И Кузьма Кузьмич отвечал, пытаясь оправдаться перед строгим судом:
«Нет, я не забыл клятву юности, отнюдь. Она свято хранится в памяти. Но что-то произошло, и надо разобраться, пока не поздно. Много лет утекло с тех пор, как мы давали клятву. Тогда все мы, друзья, стояли на пороге жизни. А разве, стоя у калитки, знаешь — какая она будет, жизнь, на широкой улице? Сколько себя помню, я всегда трудился честно, в полную проектную мощность. И, конечно, я не за премудрость живой собаки, не за личную корысть. На черта мне эта мелочь, мне — уверовавшему в высокие идеалы, человеку, прожившему шестьдесят лет и проверившему в жизни все ценности, от самых больших до самых малых. Очевидно, не в этом дело».
«Тогда в чем же, дорогой, скажи?» — спрашивает кто-то. Но это не Ваня Миронов; Ваня молчит и только глядит в упор на беспомощно лежащего друга.
«Дело, очевидно, в том, что я, Кузьма Тополев, однажды попал в некий стремительный поток. Он увлек меня, и приходилось вечно торопиться, некогда было даже осмотреться и подумать о себе...»
«Да разве же этот поток жизни не был общим и для тебя, и для Ивана Семеновича, и для всех нас? Или ты однажды решил выскочить из него и со стороны наблюдать происходящее? А затем ты просто задремал под сладкий шепот Грубского. Так, что ли?»
«Подождите, друзья, не подгоняйте меня. Жизнь развивалась в неслыханном темпе. Целые столетия страна уплотняла в несколько пятилеток. Она росла и готовилась к грядущим испытаниям. Поток жизни увлекал и меня, я держался на его поверхности — своей работой. Неужели я отдал не все, на что был способен?»
«Ты хочешь сказать: целиком израсходовался? Разве так бывает с живым человеком?»
«Я никогда не задавал себе вопроса: все ли я отдаю? Я отдавал себя без остатка. Нас с вами революция застала взрослыми, тридцатипятилетними. Все мы по первому зову пошли за ней. Ни один из нас не оказался в числе тех, кого судил народ на шахтинском процессе. Меня никто еще не называл «старым специалистом» в плохом смысле этого определения. Я знал, для какой высокой цели расходуется моя жизнь, и с радостью принимал все, что мне предлагали. Однако почему-то вы осуждаете меня сегодня, и сам я предаю себя беспощадному суду совести?»

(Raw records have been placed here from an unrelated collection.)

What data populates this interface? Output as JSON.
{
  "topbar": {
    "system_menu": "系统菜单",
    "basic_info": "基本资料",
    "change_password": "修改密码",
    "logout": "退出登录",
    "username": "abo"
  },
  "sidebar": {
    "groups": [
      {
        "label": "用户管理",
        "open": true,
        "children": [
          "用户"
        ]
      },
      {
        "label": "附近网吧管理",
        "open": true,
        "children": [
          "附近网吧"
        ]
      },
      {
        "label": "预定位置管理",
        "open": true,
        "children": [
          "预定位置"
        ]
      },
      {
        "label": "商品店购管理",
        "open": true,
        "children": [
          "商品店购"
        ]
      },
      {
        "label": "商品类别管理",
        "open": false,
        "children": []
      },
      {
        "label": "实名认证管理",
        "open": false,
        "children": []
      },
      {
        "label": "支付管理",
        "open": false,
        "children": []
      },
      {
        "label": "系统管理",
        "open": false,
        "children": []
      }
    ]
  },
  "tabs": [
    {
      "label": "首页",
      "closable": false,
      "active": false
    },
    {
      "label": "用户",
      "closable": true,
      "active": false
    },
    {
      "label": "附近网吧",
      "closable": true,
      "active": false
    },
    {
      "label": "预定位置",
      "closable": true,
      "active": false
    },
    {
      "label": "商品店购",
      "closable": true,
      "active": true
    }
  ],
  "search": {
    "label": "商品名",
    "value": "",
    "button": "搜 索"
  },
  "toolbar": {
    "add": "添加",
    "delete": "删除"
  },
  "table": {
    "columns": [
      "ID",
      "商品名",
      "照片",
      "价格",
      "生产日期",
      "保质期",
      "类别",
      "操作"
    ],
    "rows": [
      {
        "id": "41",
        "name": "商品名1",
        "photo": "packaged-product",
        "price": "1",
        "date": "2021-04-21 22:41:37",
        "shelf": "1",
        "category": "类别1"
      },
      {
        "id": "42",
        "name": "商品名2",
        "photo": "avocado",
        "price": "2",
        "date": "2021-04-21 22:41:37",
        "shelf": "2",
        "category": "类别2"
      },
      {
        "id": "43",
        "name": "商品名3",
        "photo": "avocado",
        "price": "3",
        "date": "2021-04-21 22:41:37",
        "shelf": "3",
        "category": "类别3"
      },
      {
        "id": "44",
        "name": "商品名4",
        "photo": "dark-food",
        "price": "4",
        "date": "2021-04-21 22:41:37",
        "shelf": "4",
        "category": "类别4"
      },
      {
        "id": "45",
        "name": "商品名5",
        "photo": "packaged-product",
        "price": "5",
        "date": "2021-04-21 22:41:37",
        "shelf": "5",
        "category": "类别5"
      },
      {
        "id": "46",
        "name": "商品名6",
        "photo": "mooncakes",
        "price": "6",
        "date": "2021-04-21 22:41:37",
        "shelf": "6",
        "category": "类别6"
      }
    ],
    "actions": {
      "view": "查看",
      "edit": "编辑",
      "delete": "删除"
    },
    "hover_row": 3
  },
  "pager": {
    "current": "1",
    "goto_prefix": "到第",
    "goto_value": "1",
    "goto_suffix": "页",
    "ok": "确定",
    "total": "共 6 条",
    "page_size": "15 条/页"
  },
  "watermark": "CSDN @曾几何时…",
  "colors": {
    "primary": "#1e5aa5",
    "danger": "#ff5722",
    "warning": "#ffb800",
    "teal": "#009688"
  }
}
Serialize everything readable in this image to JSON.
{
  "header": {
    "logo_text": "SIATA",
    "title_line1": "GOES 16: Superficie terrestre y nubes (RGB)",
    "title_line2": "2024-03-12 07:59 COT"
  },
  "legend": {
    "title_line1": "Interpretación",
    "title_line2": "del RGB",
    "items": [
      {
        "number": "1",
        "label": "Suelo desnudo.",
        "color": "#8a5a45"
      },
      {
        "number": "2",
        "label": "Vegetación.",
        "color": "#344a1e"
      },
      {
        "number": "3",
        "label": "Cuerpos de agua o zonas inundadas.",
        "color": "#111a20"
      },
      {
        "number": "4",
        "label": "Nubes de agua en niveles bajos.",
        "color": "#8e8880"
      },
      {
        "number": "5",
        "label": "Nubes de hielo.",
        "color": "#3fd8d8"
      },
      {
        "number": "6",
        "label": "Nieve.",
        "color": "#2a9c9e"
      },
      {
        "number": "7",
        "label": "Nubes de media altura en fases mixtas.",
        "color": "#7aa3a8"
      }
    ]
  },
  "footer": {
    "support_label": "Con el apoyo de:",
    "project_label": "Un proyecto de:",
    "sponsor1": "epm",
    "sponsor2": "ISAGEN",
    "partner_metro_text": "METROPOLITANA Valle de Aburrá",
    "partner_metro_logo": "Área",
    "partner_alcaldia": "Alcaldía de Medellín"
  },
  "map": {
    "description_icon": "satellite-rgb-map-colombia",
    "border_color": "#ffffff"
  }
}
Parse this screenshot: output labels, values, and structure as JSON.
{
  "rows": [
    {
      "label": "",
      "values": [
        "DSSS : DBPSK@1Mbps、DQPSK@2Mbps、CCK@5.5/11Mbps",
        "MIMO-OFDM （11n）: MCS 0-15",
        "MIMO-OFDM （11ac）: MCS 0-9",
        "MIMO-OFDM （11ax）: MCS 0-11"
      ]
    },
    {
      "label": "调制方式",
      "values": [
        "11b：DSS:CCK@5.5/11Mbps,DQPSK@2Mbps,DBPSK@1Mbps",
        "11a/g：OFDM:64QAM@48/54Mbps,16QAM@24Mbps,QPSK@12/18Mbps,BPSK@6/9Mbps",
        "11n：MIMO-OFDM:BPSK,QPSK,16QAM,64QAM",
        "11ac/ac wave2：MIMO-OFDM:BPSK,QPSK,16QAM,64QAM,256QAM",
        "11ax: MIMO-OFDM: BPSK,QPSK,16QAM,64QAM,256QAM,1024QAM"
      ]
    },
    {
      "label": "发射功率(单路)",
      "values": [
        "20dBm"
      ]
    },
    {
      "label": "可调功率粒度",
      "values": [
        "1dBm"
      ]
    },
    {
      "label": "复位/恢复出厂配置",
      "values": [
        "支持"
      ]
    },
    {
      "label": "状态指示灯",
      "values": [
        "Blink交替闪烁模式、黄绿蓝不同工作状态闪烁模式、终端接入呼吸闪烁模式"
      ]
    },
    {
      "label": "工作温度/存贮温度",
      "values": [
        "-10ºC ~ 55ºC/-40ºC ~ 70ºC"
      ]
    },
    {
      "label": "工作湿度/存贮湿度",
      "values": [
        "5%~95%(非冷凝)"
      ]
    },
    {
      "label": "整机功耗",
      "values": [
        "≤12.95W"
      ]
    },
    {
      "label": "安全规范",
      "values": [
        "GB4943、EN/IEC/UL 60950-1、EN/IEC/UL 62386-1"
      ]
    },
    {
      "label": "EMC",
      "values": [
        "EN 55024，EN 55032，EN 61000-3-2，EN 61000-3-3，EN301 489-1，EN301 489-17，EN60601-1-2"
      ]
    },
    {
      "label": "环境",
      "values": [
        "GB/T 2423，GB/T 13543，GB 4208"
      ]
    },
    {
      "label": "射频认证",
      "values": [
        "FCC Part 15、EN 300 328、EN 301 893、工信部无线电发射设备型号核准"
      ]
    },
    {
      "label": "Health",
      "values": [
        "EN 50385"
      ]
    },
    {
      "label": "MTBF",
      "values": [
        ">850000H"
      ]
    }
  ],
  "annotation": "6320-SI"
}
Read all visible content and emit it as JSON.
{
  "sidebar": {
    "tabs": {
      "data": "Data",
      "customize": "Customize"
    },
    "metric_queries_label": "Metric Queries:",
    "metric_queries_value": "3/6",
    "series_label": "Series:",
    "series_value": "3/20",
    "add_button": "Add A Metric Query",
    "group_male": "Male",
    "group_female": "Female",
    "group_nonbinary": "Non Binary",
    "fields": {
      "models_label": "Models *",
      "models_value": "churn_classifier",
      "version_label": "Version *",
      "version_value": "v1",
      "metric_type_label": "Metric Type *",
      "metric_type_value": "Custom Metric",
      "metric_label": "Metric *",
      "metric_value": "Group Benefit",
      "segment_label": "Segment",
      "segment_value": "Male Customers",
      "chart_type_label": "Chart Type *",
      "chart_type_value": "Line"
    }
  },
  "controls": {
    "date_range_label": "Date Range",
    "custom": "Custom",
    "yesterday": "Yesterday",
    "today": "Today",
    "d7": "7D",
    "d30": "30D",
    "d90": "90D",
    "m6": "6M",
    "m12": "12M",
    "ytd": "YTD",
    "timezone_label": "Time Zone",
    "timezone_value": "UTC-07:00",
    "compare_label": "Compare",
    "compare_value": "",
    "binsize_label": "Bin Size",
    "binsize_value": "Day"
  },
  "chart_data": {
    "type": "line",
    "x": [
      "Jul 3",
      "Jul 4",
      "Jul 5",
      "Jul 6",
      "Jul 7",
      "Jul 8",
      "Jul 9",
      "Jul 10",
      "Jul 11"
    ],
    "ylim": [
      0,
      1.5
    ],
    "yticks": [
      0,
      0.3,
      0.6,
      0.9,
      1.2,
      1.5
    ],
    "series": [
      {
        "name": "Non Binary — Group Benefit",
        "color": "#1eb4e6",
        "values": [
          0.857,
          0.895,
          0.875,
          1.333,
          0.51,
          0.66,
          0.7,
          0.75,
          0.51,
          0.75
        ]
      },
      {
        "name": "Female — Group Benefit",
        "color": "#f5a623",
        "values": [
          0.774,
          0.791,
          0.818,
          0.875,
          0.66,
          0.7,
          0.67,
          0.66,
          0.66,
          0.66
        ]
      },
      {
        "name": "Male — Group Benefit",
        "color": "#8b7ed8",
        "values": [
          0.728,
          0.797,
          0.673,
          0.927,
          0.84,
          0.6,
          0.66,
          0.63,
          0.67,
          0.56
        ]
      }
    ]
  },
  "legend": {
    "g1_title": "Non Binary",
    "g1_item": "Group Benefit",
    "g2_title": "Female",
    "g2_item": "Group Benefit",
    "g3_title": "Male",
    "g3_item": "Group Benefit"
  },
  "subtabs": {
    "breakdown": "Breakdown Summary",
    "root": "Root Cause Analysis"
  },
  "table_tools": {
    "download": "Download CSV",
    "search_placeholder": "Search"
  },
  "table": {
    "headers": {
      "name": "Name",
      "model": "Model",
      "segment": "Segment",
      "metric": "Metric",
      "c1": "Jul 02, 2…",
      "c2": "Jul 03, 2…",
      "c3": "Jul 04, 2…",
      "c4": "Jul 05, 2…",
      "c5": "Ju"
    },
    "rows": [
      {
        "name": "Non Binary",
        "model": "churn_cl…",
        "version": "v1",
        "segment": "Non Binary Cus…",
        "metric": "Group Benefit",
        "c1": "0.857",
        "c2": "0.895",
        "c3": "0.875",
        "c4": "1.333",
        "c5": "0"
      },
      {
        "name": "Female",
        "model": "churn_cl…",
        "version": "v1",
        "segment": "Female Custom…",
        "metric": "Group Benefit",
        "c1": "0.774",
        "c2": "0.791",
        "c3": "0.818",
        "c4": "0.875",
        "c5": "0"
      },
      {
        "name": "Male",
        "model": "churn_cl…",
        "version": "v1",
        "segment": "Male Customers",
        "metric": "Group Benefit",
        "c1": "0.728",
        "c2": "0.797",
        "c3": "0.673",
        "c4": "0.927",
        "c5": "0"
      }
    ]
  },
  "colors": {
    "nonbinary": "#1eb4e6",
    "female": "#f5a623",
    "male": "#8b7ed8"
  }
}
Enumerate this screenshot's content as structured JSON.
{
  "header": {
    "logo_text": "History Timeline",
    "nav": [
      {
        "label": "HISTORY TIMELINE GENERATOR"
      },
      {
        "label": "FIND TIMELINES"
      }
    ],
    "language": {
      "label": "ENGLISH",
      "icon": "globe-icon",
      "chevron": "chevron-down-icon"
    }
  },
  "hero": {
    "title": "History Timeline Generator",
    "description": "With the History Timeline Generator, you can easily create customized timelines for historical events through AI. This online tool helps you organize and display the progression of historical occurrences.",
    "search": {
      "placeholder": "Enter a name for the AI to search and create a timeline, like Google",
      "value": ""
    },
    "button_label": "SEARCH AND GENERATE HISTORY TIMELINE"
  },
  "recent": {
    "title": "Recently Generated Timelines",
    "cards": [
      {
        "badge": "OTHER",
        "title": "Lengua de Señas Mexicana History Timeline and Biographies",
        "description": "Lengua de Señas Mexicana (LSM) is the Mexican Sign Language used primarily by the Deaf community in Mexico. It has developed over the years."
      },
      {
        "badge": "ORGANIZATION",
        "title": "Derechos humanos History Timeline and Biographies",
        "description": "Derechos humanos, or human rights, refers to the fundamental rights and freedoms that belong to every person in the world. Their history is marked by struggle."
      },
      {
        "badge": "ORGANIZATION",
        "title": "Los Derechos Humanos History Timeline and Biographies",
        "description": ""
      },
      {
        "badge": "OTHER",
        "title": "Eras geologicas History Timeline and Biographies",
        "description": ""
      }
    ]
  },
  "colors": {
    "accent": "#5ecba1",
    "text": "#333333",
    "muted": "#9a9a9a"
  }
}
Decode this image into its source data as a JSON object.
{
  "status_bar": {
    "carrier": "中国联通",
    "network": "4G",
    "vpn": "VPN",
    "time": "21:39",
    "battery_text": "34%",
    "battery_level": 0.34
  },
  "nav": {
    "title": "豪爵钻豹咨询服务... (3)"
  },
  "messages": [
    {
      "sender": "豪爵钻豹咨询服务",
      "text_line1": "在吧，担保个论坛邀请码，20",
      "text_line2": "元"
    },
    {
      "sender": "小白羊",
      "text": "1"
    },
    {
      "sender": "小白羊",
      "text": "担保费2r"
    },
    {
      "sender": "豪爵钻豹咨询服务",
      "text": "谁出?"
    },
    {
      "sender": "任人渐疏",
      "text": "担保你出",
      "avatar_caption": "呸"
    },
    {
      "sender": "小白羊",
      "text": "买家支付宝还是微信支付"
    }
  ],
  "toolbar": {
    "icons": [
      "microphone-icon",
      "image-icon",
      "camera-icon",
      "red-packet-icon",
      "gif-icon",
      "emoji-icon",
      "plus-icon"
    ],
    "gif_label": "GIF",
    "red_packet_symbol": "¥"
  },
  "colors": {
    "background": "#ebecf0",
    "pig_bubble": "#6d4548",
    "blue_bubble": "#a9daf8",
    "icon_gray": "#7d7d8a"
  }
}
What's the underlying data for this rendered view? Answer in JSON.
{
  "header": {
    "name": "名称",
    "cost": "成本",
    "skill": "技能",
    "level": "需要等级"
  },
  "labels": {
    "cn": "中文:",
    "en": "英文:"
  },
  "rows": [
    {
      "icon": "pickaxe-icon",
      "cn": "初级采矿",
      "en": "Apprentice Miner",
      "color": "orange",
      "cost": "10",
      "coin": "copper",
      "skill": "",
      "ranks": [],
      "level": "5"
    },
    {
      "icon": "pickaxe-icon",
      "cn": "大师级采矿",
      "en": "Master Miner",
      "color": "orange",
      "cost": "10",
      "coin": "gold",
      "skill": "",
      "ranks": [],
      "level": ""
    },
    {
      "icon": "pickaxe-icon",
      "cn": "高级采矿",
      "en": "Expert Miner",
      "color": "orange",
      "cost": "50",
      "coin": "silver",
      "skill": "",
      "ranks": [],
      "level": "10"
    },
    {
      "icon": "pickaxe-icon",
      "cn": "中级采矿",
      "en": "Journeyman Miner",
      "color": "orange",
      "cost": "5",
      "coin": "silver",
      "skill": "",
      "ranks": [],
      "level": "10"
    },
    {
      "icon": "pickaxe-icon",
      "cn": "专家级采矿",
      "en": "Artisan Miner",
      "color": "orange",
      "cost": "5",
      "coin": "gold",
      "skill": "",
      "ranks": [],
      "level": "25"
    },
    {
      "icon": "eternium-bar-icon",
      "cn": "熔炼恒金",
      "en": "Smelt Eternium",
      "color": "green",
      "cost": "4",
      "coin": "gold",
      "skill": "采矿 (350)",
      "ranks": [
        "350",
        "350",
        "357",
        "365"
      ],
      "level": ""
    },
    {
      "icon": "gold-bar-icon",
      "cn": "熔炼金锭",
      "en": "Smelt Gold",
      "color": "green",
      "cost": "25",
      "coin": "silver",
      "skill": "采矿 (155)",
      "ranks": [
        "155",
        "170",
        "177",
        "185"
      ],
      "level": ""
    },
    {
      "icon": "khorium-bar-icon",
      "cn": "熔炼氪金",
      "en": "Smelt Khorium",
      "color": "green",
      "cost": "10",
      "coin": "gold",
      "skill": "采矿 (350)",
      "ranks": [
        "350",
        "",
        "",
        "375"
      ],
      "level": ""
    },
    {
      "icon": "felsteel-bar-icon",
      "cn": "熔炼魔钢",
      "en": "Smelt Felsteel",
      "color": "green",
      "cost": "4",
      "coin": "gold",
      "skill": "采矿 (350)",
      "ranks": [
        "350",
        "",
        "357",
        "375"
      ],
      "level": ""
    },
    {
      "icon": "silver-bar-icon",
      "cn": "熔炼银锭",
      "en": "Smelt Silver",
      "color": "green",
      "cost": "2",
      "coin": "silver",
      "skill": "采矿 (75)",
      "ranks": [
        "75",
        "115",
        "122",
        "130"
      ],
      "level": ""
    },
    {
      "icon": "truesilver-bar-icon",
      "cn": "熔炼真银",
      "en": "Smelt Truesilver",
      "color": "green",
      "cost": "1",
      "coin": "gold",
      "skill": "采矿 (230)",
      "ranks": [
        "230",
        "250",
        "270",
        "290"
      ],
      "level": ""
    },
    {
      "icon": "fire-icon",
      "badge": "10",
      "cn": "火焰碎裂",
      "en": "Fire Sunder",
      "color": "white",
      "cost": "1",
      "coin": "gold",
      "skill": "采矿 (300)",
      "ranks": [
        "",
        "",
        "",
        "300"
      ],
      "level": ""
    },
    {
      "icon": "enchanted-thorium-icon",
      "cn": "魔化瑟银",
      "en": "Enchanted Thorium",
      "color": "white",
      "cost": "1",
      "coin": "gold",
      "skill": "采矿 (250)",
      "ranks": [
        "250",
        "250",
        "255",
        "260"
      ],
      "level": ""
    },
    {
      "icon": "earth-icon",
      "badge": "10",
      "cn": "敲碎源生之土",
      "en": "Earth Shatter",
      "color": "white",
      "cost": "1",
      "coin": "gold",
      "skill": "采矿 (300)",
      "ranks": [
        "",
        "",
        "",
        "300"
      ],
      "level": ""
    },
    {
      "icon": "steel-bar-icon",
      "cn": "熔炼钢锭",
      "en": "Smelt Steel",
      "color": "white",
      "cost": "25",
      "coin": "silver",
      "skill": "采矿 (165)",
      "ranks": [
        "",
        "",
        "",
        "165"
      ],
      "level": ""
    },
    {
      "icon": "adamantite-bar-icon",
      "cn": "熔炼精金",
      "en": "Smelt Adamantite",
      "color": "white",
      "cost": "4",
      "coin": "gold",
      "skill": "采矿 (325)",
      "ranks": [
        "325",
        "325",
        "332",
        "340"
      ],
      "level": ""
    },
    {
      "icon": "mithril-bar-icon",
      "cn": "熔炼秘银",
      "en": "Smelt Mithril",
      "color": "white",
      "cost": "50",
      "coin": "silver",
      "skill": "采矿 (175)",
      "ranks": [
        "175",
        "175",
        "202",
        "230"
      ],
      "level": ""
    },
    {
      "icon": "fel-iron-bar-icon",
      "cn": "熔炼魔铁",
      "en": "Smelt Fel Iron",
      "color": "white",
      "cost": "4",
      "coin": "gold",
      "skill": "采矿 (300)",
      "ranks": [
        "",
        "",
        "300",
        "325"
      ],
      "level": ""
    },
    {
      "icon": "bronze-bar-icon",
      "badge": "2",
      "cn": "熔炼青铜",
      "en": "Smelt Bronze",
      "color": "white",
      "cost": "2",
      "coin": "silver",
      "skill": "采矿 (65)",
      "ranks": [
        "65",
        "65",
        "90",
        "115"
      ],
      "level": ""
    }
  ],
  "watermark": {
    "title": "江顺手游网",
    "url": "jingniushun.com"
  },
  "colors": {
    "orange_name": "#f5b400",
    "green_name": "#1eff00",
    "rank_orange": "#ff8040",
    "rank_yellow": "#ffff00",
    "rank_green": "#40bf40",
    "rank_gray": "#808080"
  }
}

«Ну что же ты замолк, Кузьма? Говори», — требуют друзья.
«И раньше в какие-то минуты мне становилось ясно, что реальные результаты не совпадают с замыслами, с клятвой юности. Почти бессознательно ждал я хоть небольшой передышки, чтобы собраться с мыслями, перестроиться до конца. Жизнь не давала передышки. Я приезжал на новое место и строил, строил. Меня подгоняли, и я подгонял, потом сдавал отстроенное и мчался на другое место, чтобы строить новое. Жизнь все ускоряла и ускоряла темп. Война довела этот темп до предела. И тогда сразу пришло время испытаний — для меня, для Вани Миронова, для всех. Ваня Миронов, генерал, выдержал испытания, ему слава. А я...»
«Какой же выход, Кузьма? Нам непонятно», — торопят друзья.
Вопрос острый, он язвит, колет, и Кузьма Кузьмич уже кричит:
«Никакого выхода! Я сдал! Я оказался слабосильным! Не поспел за жизнью. Сейчас я двигаюсь по инерции, и она вот-вот затухнет. Я негоден для такого темпа: «Срочно. Весьма срочно. Немедленно. Сию». Я годен к нестроевой. Вернее, я совсем ни на что не годен. Старость пришла, понимаете вы или нет? Старость. Я уступаю место в жизни мальчишке Алешке, представителю младого племени».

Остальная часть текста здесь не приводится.